Türkiye’nin Maliye Bakanları arasında uzun bir geçmişe sahip olan Mehmet Şimşek, ekonomide gözle görülür bir etki yaratma noktasında beklenenin altında kalmış gibi görünüyor. Bu durumu anlamak için, Türkiye ekonomisinin temel dinamiklerine ve Şimşek’in benimsediği politikalara birlikte göz atalım.

Şimşek’in Maliye Bakanlığı döneminde öne çıkan temel sorunlardan biri, dış finansmanın yetersizliği ve sürekli cari açık veren bir ekonomik modelin sınırlamalarıdır. Özellikle Türkiye gibi cari açık sorunu yaşayan ülkeler için, yabancı sermaye çekmek kritik bir öneme sahiptir. Ancak Şimşek’in bu konudaki çabaları, beklenenin çok altında kalmıştır. Yatırımcıların kapısını çalmış, dünyanın dört bir yanındaki finansçılarla görüşmüş olsa da, Türkiye’ye dışarıdan yeterli sermayeyi çekememiştir.

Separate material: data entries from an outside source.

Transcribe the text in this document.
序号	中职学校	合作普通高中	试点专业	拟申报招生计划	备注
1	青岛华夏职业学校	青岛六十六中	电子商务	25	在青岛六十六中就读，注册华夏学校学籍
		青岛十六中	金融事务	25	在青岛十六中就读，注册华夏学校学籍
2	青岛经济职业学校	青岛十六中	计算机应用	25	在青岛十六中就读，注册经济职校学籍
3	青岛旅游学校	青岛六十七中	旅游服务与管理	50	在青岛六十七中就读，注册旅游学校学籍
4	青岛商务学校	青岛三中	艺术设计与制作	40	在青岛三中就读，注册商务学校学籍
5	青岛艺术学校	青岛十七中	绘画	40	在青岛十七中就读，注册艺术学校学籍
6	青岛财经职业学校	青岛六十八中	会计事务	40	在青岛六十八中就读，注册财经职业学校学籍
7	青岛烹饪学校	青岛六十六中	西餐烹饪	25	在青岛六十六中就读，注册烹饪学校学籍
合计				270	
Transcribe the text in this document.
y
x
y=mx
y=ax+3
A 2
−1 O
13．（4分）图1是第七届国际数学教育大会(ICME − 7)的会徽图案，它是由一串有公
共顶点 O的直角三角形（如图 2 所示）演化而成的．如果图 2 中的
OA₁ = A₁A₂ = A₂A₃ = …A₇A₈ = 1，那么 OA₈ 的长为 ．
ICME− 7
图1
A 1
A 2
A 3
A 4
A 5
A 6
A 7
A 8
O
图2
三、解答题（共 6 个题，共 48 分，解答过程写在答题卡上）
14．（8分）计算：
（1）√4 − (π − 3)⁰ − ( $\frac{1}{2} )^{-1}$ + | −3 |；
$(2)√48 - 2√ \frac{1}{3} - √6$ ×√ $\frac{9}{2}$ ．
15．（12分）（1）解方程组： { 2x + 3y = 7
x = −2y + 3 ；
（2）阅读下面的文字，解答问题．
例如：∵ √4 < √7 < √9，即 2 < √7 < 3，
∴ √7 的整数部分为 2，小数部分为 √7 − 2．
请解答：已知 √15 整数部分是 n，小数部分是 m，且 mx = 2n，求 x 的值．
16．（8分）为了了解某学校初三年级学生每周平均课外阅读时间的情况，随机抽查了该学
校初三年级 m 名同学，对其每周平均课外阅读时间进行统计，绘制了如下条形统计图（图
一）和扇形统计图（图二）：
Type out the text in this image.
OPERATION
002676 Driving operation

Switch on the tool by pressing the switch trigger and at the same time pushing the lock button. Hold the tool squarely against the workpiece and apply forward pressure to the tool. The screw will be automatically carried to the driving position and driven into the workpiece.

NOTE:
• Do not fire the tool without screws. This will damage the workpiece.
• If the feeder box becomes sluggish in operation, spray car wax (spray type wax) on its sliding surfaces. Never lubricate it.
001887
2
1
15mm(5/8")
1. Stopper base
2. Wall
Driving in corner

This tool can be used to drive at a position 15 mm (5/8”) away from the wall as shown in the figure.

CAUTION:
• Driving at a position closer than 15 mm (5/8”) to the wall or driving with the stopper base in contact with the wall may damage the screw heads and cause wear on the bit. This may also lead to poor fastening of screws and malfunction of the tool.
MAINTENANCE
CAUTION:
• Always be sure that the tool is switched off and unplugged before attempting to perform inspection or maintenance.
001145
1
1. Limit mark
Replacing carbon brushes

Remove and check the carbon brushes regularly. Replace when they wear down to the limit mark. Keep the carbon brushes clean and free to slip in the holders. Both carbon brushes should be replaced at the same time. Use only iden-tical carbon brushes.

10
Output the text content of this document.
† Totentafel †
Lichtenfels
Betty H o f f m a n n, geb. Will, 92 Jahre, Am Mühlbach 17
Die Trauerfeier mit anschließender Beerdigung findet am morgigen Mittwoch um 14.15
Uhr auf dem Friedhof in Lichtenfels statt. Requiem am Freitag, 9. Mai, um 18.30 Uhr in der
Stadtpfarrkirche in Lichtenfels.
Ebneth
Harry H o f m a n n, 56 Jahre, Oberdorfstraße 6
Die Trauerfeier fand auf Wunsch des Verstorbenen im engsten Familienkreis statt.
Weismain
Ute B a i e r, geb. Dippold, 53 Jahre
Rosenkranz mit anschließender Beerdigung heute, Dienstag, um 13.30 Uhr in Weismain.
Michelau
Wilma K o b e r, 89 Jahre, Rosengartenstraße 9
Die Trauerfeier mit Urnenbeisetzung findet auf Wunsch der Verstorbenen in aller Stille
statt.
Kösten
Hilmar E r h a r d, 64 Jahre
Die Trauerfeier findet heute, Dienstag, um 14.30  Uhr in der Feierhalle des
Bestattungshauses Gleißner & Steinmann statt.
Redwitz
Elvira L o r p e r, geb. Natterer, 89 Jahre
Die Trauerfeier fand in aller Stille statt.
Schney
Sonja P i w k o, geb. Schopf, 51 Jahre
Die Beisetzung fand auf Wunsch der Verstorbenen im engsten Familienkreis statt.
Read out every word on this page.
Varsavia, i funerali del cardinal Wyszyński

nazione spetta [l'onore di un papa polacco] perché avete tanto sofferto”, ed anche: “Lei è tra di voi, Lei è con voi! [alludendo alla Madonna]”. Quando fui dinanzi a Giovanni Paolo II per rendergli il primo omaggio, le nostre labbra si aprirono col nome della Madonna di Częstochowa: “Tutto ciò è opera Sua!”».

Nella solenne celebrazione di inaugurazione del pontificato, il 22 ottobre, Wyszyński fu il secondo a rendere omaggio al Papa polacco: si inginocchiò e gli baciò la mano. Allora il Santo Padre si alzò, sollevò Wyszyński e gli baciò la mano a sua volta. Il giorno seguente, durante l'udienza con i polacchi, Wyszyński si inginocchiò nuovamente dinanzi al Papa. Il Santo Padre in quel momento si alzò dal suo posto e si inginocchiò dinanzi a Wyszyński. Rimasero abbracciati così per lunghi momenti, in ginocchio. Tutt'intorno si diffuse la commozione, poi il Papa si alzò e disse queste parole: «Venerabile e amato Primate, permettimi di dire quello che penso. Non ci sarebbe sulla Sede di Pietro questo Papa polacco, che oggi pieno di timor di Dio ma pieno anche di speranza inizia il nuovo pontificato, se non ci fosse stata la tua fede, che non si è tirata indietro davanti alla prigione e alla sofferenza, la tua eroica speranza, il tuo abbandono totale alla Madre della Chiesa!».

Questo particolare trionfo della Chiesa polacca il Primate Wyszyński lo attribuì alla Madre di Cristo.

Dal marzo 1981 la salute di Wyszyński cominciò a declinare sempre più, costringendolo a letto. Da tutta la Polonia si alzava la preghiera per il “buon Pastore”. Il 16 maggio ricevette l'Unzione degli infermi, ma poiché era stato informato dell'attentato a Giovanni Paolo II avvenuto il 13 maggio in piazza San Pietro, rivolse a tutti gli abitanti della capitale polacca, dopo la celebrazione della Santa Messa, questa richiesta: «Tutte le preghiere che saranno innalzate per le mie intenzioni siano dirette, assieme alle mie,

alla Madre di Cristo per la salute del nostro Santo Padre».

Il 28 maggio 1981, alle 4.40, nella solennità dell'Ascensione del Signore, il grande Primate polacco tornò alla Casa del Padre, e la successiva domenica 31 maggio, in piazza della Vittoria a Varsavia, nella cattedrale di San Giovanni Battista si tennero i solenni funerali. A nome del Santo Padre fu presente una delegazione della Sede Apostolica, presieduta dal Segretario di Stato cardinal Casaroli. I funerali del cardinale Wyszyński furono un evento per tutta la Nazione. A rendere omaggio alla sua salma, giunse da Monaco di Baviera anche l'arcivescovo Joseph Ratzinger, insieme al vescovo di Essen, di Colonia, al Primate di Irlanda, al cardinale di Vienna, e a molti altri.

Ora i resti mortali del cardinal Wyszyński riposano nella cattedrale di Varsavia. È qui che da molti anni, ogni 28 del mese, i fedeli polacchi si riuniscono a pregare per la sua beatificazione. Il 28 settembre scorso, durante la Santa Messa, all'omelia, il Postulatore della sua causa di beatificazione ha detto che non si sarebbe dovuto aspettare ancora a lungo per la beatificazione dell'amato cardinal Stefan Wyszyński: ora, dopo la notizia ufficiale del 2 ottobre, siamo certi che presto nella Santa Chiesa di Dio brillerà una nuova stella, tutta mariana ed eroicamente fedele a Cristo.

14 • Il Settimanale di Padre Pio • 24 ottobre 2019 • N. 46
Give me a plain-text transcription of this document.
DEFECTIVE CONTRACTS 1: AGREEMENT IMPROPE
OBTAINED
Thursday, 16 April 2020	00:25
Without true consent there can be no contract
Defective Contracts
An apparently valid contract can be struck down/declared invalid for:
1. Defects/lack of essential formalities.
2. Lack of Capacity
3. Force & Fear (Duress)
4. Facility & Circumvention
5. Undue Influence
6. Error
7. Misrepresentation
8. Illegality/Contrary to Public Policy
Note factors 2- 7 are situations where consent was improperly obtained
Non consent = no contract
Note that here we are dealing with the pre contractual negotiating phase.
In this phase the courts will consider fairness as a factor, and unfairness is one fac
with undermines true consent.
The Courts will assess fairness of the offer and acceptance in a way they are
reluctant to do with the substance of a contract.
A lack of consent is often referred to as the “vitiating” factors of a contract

Bu durum, ekonominin sağlıklı bir büyüme ivmesine girebilmesi için önemli bir engeldir. Şimşek’in klasik sağcı ekonomist kimliği, genellikle zengin kesimi daha az vergi yüküyle destekleme eğiliminde olduğu için, orta ve düşük gelirli kesimleri zor durumda bırakan dolaylı vergilere odaklanmıştır. Ancak bu politika, toplumsal ve sosyal krizlere yol açmış, ekonomik dengeleri daha da bozmuştur.

Özellikle bütçe açıklarına neden olan kamu özel işbirliği (KÖİ) yatırımları konusunda Şimşek’in etkisi sınırlı kalmıştır. Devasa bedellerle gerçekleştirilen bu yatırımlara engel olamaması, bütçede önemli bir kara deliğin varlığını sürdürmesine neden olmaktadır. Bu durum, ekonomik istikrara zarar vererek, Türkiye’nin uzun vadeli sürdürülebilir büyüme hedeflerine ulaşmasını zorlaştırmaktadır.

Şimşek’in dışarıdan yatırım çekme konusundaki zorlukları, sadece ekonomik açıdan değil, aynı zamanda uluslararası ilişkiler ve güvenilirlik konularında da soru işaretleri yaratmaktadır. Yatırımcıların Türkiye’ye duyduğu güvenin sarsılması, kaliteli yatırımların ülkeye gelmesini engellemektedir.

Sonuç olarak, Mehmet Şimşek’in ekonomide beklenen etkiyi yaratamamasının altında yatan temel sorun, sadece bireysel bir politikacının yetenekleriyle değil, aynı zamanda Türkiye’nin ekonomik modelindeki yapısal sorunlardan kaynaklanmaktadır. Şimşek’in politikalarının başarıya ulaşabilmesi için, daha geniş bir perspektiften yapısal reformlara odaklanmak kaçınılmazdır. Aksi takdirde, Türkiye’nin ekonomik zorluklarla mücadele etme süreci, daha da karmaşık hale gelebilir ve toplum üzerindeki olumsuz etkiler artabilir.